If there is one thing that each of you needs to read it is Fooled By Randomness by Nassim Nicholas Taleb. Some people are hopelessly ensnared by their own frame of reference and are destined to remain fooled by randomness forever. For others, a light will go on, and their perspective will be adjusted.
It is easier to understand the principles of randomness by pointing out when it fools us, so here’s a list of examples that I have seen.
1. Mixing up cause and effect – T. Cummins on the Commitment Matters blog provides a couple examples in one of his most recent posts. Check it out here. In this case, the apparent recent decline in collaboration is due to a decline in trust. So, humans decided 20-30 years ago to stop trusting each other? He mentions greater anonymity, but is there greater or lesser anonymity now than 40 years ago? He also mentions greater competition. So, in the past, people did not strive as hard to make money? He mentions impersonal business relationships, globalization, and lack of concern about the environment. So in the early 1900’s Ford motor company had personal, trusting relationships with its suppliers? The DuPont behemoth violating the Sherman anti-trust act was acting out of a deep-rooted connection with its workers, the public, and the environment? Coal mining companies were less interested in making lots of money and more concerned about the environment in which they worked? Sorry, the good old days argument just doesn’t hold up.
2. Randomness in selecting time intervals – It is not entirely clear, but inferring from the context of the Commitment Matters blog, it seems as though the time horizon chosen is the last 100 years or so. Why is the last 100 years more instructive than the last 50,000? Selecting a recent time interval allows small changes in human behavior to seem large when much of our evolution took place thousands of years ago, not hundreds.
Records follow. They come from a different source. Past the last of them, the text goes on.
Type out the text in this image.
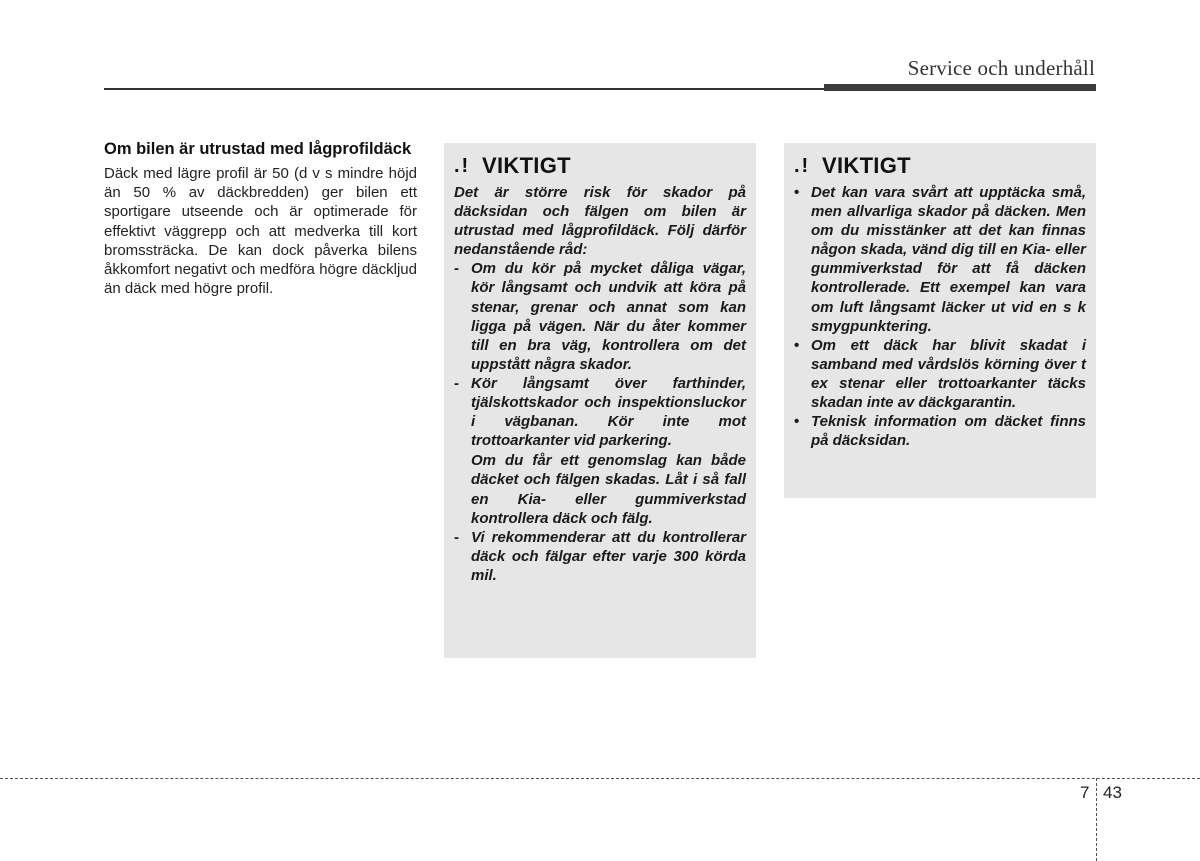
Service och underhåll
Om bilen är utrustad med lågprofildäck

Däck med lägre profil är 50 (d v s mindre höjd än 50 % av däckbredden) ger bilen ett sportigare utseende och är optimerade för effektivt väggrepp och att medverka till kort bromssträcka. De kan dock påverka bilens åkkomfort negativt och medföra högre däckljud än däck med högre profil.

.! VIKTIGT

Det är större risk för skador på däcksidan och fälgen om bilen är utrustad med lågprofildäck. Följ därför nedanstående råd:

- Om du kör på mycket dåliga vägar, kör långsamt och undvik att köra på stenar, grenar och annat som kan ligga på vägen. När du åter kommer till en bra väg, kontrollera om det uppstått några skador.
- Kör långsamt över farthinder, tjälskottskador och inspektionsluckor i vägbanan. Kör inte mot trottoarkanter vid parkering.

Om du får ett genomslag kan både däcket och fälgen skadas. Låt i så fall en Kia- eller gummiverkstad kontrollera däck och fälg.

- Vi rekommenderar att du kontrollerar däck och fälgar efter varje 300 körda mil.
.! VIKTIGT
• Det kan vara svårt att upptäcka små, men allvarliga skador på däcken. Men om du misstänker att det kan finnas någon skada, vänd dig till en Kia- eller gummiverkstad för att få däcken kontrollerade. Ett exempel kan vara om luft långsamt läcker ut vid en s k smygpunktering.
• Om ett däck har blivit skadat i samband med vårdslös körning över t ex stenar eller trottoarkanter täcks skadan inte av däckgarantin.
• Teknisk information om däcket finns på däcksidan.
7 43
3. Blame America cop-out – If you are an average person in America, you most likely believe that everyone just kind of recognizes that the US is a world leader given the position of power it currently occupies. Having lived in the UK for the last 3.5 years, I assure you that even my last statement will be slightly controversial. However, the tacit acceptance of this position of power comes in the form of blaming the US for some of the ills of the business world such as increased litigation, less collaboration, adversarial negotiating style, etc. What is not clear is why these things have necessarily inserted themselves into the global culture. The US Department of Exporting Bad Business Practices (USDEBBP) is just not that good. There are many causes of trends…created by a system so complex than anyone reducing it to “It came from America!”….um, not much to say to those people.
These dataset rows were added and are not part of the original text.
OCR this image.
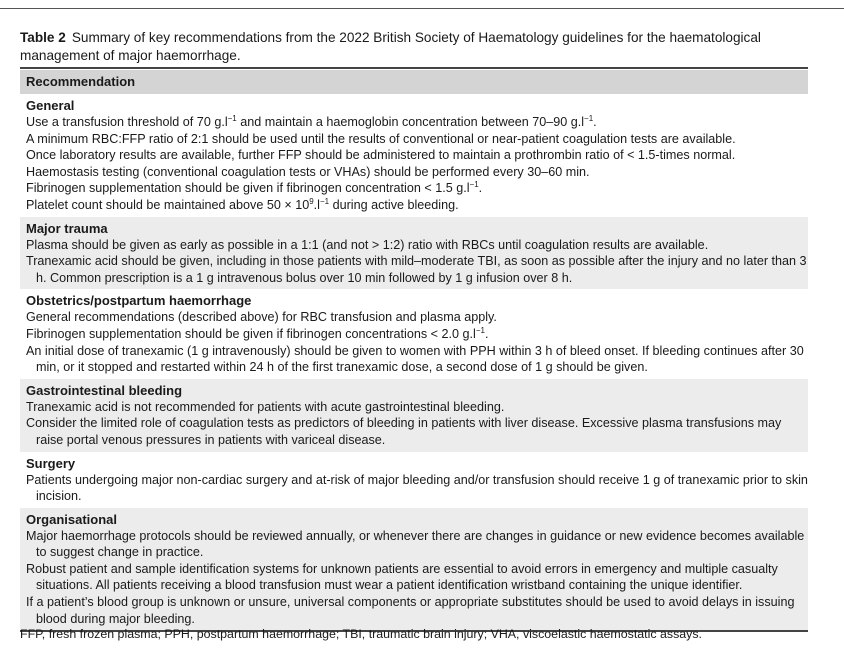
Table 2 Summary of key recommendations from the 2022 British Society of Haematology guidelines for the haematological management of major haemorrhage.
Recommendation
General
Use a transfusion threshold of 70 $g.l^{-1}$ and maintain a haemoglobin concentration between 70–90 $g.l^{-1}$.
A minimum RBC:FFP ratio of 2:1 should be used until the results of conventional or near-patient coagulation tests are available.
Once laboratory results are available, further FFP should be administered to maintain a prothrombin ratio of < 1.5-times normal.
Haemostasis testing (conventional coagulation tests or VHAs) should be performed every 30–60 min.
Fibrinogen supplementation should be given if fibrinogen concentration < 1.5 $g.l^{-1}$.
Platelet count should be maintained above $50 \times 10^9.l^{-1}$ during active bleeding.
Major trauma
Plasma should be given as early as possible in a 1:1 (and not > 1:2) ratio with RBCs until coagulation results are available.
Tranexamic acid should be given, including in those patients with mild–moderate TBI, as soon as possible after the injury and no later than 3 h. Common prescription is a 1 g intravenous bolus over 10 min followed by 1 g infusion over 8 h.
Obstetrics/postpartum haemorrhage
General recommendations (described above) for RBC transfusion and plasma apply.
Fibrinogen supplementation should be given if fibrinogen concentrations < 2.0 $g.l^{-1}$.
An initial dose of tranexamic (1 g intravenously) should be given to women with PPH within 3 h of bleed onset. If bleeding continues after 30 min, or it stopped and restarted within 24 h of the first tranexamic dose, a second dose of 1 g should be given.
Gastrointestinal bleeding
Tranexamic acid is not recommended for patients with acute gastrointestinal bleeding.
Consider the limited role of coagulation tests as predictors of bleeding in patients with liver disease. Excessive plasma transfusions may raise portal venous pressures in patients with variceal disease.
Surgery
Patients undergoing major non-cardiac surgery and at-risk of major bleeding and/or transfusion should receive 1 g of tranexamic prior to skin incision.
Organisational
Major haemorrhage protocols should be reviewed annually, or whenever there are changes in guidance or new evidence becomes available to suggest change in practice.
Robust patient and sample identification systems for unknown patients are essential to avoid errors in emergency and multiple casualty situations. All patients receiving a blood transfusion must wear a patient identification wristband containing the unique identifier.
If a patient’s blood group is unknown or unsure, universal components or appropriate substitutes should be used to avoid delays in issuing blood during major bleeding.
FFP, fresh frozen plasma; PPH, postpartum haemorrhage; TBI, traumatic brain injury; VHA, viscoelastic haemostatic assays.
4. The world is moving faster – may be a sub-set of number 2, but this one deserves its own post due to its having wormed its way into conventional wisdom. We hear phrases like “of course, innovation these days is moving at lightning speed,” and “our lives are so much more hectic than before,” and concepts that make things seem really complex like “mass customization.” How do you think a textile producer in the early-mid 1700’s felt when he used to make textiles starting from raising the sheep through to selling it in the marketplace, and then found himself as only one link in the chain after the introduction of the factory system. How about the farmer that used to measure his day by the sun rising and setting and then began to work in a factory built on the concepts of Taylorism for 12 hours per day? How fast was his world moving? How do you think today will look through the lens of 50 years from now? From our own very limited perspective, it may seem that the world is moving faster, but step off the train for a moment, look at the big picture, and it will tell a much different story. We really aren’t that special.